No texto âncora interno, os primeiros relatos do encontro. Vejam o lead: “Parecia um grande comício, mas as estrelas estavam na platéia. E a maioria delas era tiete da grande estrela da festa, o petista Luiz Inácio Lula da Silva, que fez uma entrada triunfal, aplaudido de pé pelos cerca de 400 artistas, intelectuais....Havia coquetel com chope e caipirinha porque ninguém é de ferro. E quase todos saíram bêbados de emoção...”.
A única tentativa de crítica ao candidato, a falta de uma política para o setor cultural, em que pese ele ser candidato desde 1989, acabou quase esquecida pela reportagem, que preferiu utilizar a seguinte manchete na segunda página dedicada ao evento e ao tema, especificamente: “Revolução cultural de Lula ainda sem receita”. Ora, como pode uma revolução sem receita? Se uma revolução, como pretendem os repórteres de O Globo, não tem qualquer diretriz ou proposta, não é então revolução de espécie alguma. Não é nada. Em resumo, o PT não tem o que propor na área exceto a velha retórica de “cultura para todos” e blá, blá, blá..
O adesismo triunfal da reportagem foi muito além. Diante de um improvisado e chato José Celso Martinez Corrêa, que, em “discurso” ousou dizer que não sabia ainda se deveria votar em Lula, a edição e a reportagem logo se adiantaram a dizer que “Lula não deixa o diretor teatral sem resposta”, mais interessado, vejam só, em seus próprios projetos pessoais. “De olho no próprio Bexiga”, dizia o título do quadro com o diretor teatral e sua “performance” no Porcão Rio´s, o restaurante alugado para a festa do clube dos amigos de Lula.
Os velhos comunistas Celso Furtado e Antonio Cândido estavam lá e a reportagem foi ouvi-los. Os títulos: “Eu admiro esse rapaz”, no caso do economista e “Tenho confiança no PT e em Lula”, no caso de Cândido, um dos fundadores do PT. Nenhuma crítica, nenhum comentário menos elogioso foi revelado ou deixou-se aparecer nos títulos, manchetes, legendas, sub-títulos da cobertura. Como podemos ver, tudo não passou de uma grande comemoração entre imprensa e fato.
Fica talvez para Chico Buarque o melhor de tudo o que foi relatado. Sincero, o compositor admitiu que não acredita que apoio de artistas signifique votos. “Não acredito nessa importância toda”, disse. Mas a reportagem de O Globo acredita. E muito.
Escrevi o texto abaixo originalmente para o portal Comunique-se. Quem quiser recuperar o início da polêmica e os respectivos textos basta acessar o portal citado ou pedir o material pelo e-mail guidalli@terra.com.br
Em um polido texto, a diretoria de Publicidade, Imprensa e Relações Públicas da Embratel, retrucou artigo escrito nesta coluna que, por sua vez, criticou a abundância de prêmios a que hoje em dia concorrem milhares de jornalistas do país.

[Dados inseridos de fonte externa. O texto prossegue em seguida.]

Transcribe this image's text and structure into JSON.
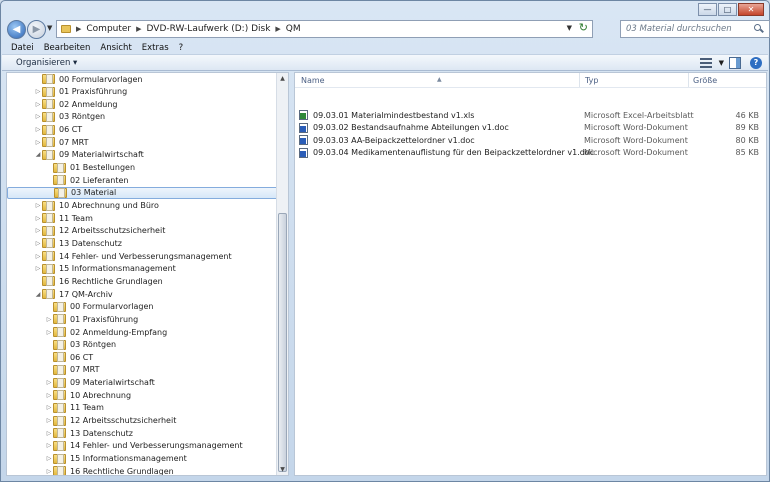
{
  "address": {
    "crumbs": [
      "Computer",
      "DVD-RW-Laufwerk (D:) Disk",
      "QM"
    ]
  },
  "search": {
    "placeholder": "03 Material durchsuchen"
  },
  "menu": [
    "Datei",
    "Bearbeiten",
    "Ansicht",
    "Extras",
    "?"
  ],
  "toolbar": {
    "organize_label": "Organisieren"
  },
  "tree": [
    {
      "label": "00 Formularvorlagen",
      "level": 1,
      "expander": "none"
    },
    {
      "label": "01 Praxisführung",
      "level": 1,
      "expander": "collapsed"
    },
    {
      "label": "02 Anmeldung",
      "level": 1,
      "expander": "collapsed"
    },
    {
      "label": "03 Röntgen",
      "level": 1,
      "expander": "collapsed"
    },
    {
      "label": "06 CT",
      "level": 1,
      "expander": "collapsed"
    },
    {
      "label": "07 MRT",
      "level": 1,
      "expander": "collapsed"
    },
    {
      "label": "09 Materialwirtschaft",
      "level": 1,
      "expander": "expanded"
    },
    {
      "label": "01 Bestellungen",
      "level": 2,
      "expander": "none"
    },
    {
      "label": "02 Lieferanten",
      "level": 2,
      "expander": "none"
    },
    {
      "label": "03 Material",
      "level": 2,
      "expander": "none",
      "selected": true
    },
    {
      "label": "10 Abrechnung und Büro",
      "level": 1,
      "expander": "collapsed"
    },
    {
      "label": "11 Team",
      "level": 1,
      "expander": "collapsed"
    },
    {
      "label": "12 Arbeitsschutzsicherheit",
      "level": 1,
      "expander": "collapsed"
    },
    {
      "label": "13 Datenschutz",
      "level": 1,
      "expander": "collapsed"
    },
    {
      "label": "14 Fehler- und Verbesserungsmanagement",
      "level": 1,
      "expander": "collapsed"
    },
    {
      "label": "15 Informationsmanagement",
      "level": 1,
      "expander": "collapsed"
    },
    {
      "label": "16 Rechtliche Grundlagen",
      "level": 1,
      "expander": "none"
    },
    {
      "label": "17 QM-Archiv",
      "level": 1,
      "expander": "expanded"
    },
    {
      "label": "00 Formularvorlagen",
      "level": 2,
      "expander": "none"
    },
    {
      "label": "01 Praxisführung",
      "level": 2,
      "expander": "collapsed"
    },
    {
      "label": "02 Anmeldung-Empfang",
      "level": 2,
      "expander": "collapsed"
    },
    {
      "label": "03 Röntgen",
      "level": 2,
      "expander": "none"
    },
    {
      "label": "06 CT",
      "level": 2,
      "expander": "none"
    },
    {
      "label": "07 MRT",
      "level": 2,
      "expander": "none"
    },
    {
      "label": "09 Materialwirtschaft",
      "level": 2,
      "expander": "collapsed"
    },
    {
      "label": "10 Abrechnung",
      "level": 2,
      "expander": "collapsed"
    },
    {
      "label": "11 Team",
      "level": 2,
      "expander": "collapsed"
    },
    {
      "label": "12 Arbeitsschutzsicherheit",
      "level": 2,
      "expander": "collapsed"
    },
    {
      "label": "13 Datenschutz",
      "level": 2,
      "expander": "collapsed"
    },
    {
      "label": "14 Fehler- und Verbesserungsmanagement",
      "level": 2,
      "expander": "collapsed"
    },
    {
      "label": "15 Informationsmanagement",
      "level": 2,
      "expander": "collapsed"
    },
    {
      "label": "16 Rechtliche Grundlagen",
      "level": 2,
      "expander": "collapsed"
    }
  ],
  "columns": {
    "name": "Name",
    "type": "Typ",
    "size": "Größe"
  },
  "files": [
    {
      "name": "09.03.01 Materialmindestbestand v1.xls",
      "type": "Microsoft Excel-Arbeitsblatt",
      "size": "46 KB",
      "icon": "excel-file-icon"
    },
    {
      "name": "09.03.02 Bestandsaufnahme Abteilungen v1.doc",
      "type": "Microsoft Word-Dokument",
      "size": "89 KB",
      "icon": "word-file-icon"
    },
    {
      "name": "09.03.03 AA-Beipackzettelordner v1.doc",
      "type": "Microsoft Word-Dokument",
      "size": "80 KB",
      "icon": "word-file-icon"
    },
    {
      "name": "09.03.04 Medikamentenauflistung für den Beipackzettelordner v1.doc",
      "type": "Microsoft Word-Dokument",
      "size": "85 KB",
      "icon": "word-file-icon"
    }
  ]
}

Na opinião deste colunista, mais do que reconhecer a capacidade profissional dos vencedores, estes prêmios servem antes de mais nada para azeitar a relação entre empresas, entidades e jornalistas e assim criar uma atmosfera de cordialidade interesseira entre todos eles.

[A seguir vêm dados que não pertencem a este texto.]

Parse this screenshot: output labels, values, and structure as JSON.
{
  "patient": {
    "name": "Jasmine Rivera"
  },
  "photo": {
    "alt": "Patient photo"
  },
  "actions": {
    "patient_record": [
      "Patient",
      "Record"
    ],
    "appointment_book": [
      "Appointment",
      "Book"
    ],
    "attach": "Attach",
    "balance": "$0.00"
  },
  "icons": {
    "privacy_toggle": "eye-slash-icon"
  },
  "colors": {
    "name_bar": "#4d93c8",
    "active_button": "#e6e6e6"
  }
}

Um destes prêmios, que a meu ver reforçam o relacionamento camarada entre repórteres e empresas, é o Prêmio Imprensa Embratel, realizado pela ex-estatal anualmente e que envolve a participação de 13 profissionais, sendo que pelo menos cinco deles são ou foram dirigentes sindicais e de associações de classe, como a ABI e o sindicato dos Jornalistas do município do Rio.

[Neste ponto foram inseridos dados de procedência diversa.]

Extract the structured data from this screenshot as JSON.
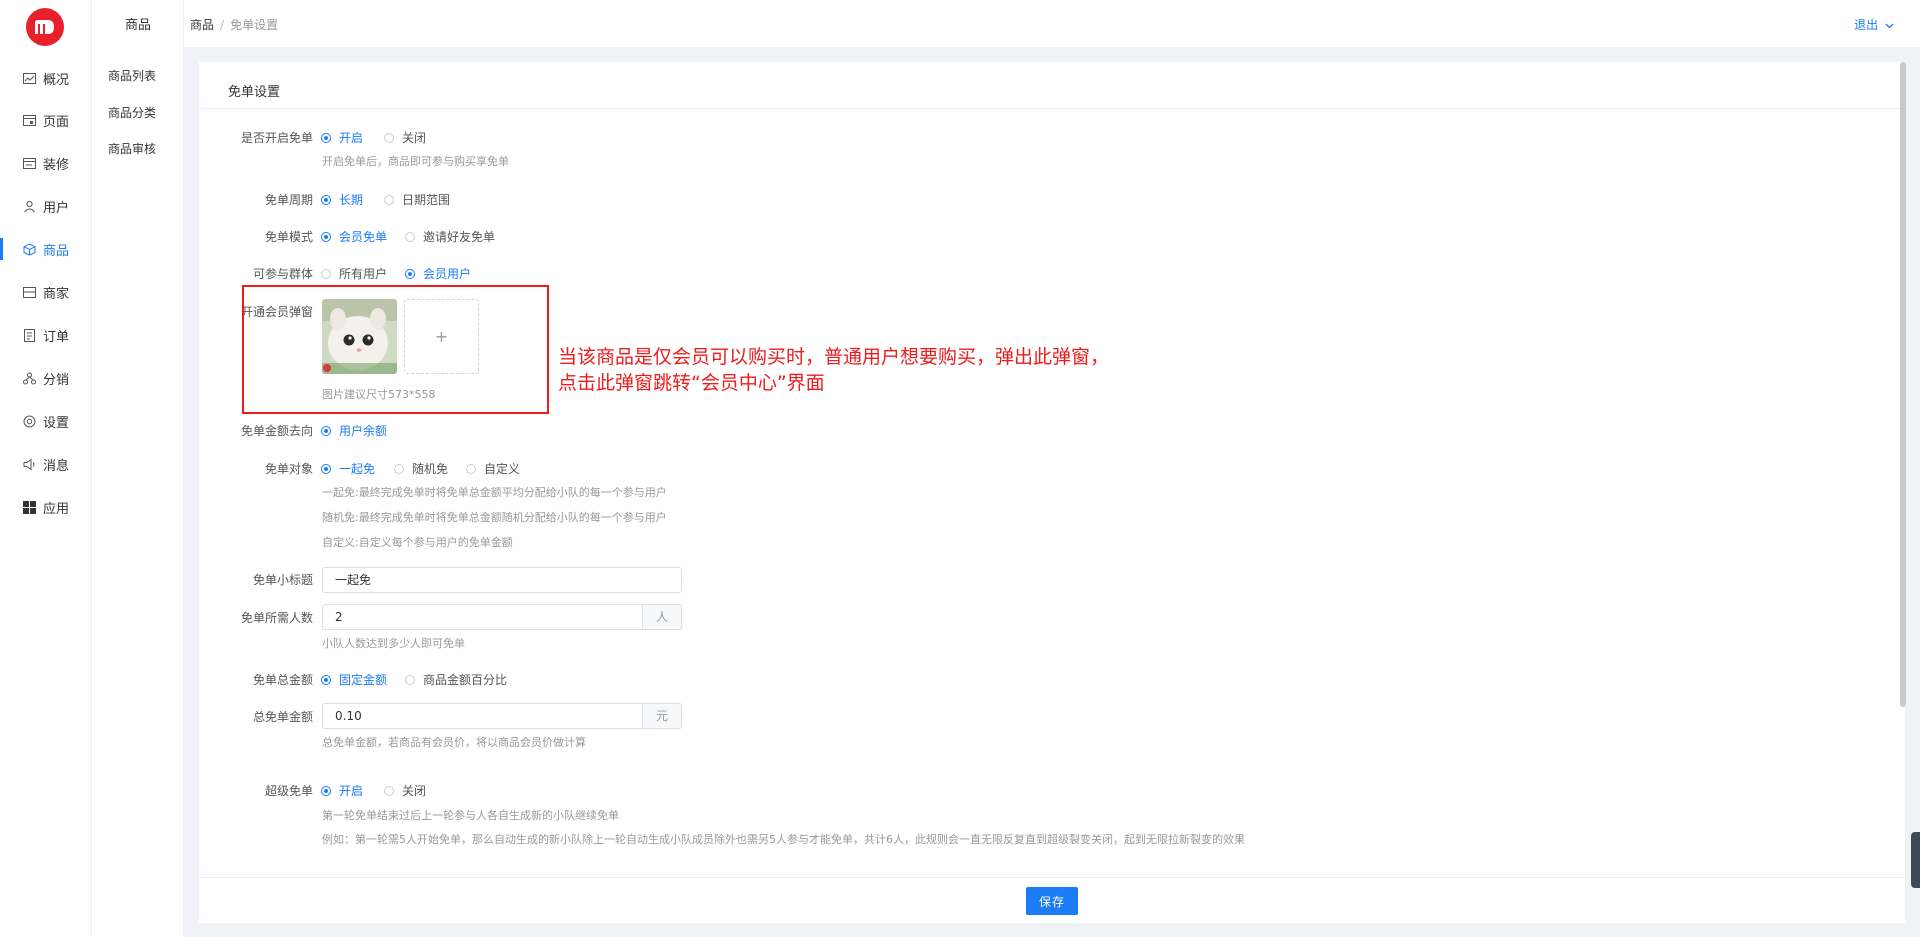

Pois foi justamente o fato de ter eu criticado a participação como jurados no Prêmio destes sindicalistas, no meu entender absolutamente incapacitados para examinar o trabalho dos concorrentes e chamados para referendar o clube de amigos, que levou a diretoria da Embratel a responder meu artigo. Segundo ela, entre os integrantes do juri há apenas um representante do sindicato do município do Rio, Nacif Elias e outro, da Fenaj, no caso, sua presidente, Beth Costa.
A resposta da Embratel, quer ela queira ou não, sustenta, entretanto, o que escrevi. Ademais, vai adiante do que eu mesmo sabia, pois além dos dois sindicalistas citados, na lista de jurados elencados em seu texto pode-se encontrar, por exemplo, Alberto Jacob Filho, da Arfoc e diretor do sindicato do Rio, Cícero Sandroni, da já citada ABI e Janice Caetano, ex-presidente do mesmo sindicato presidido hoje por Nacif Elias.
Fica assim muito clara a participação de sindicalistas no resultado do Prêmio Imprensa Embratel, estejam eles atualmente exercendo cargos de direção ou não. Se por um lado isso apenas reforça o estofo com o qual amparo minha opinião, a resposta da Embratel ao meu artigo, na verdade, não tem como principal trunfo ratificá-la. Ela vai além ao me deixar à vontade para uma nova crítica, desta vez no que diz respeito à premiação em si.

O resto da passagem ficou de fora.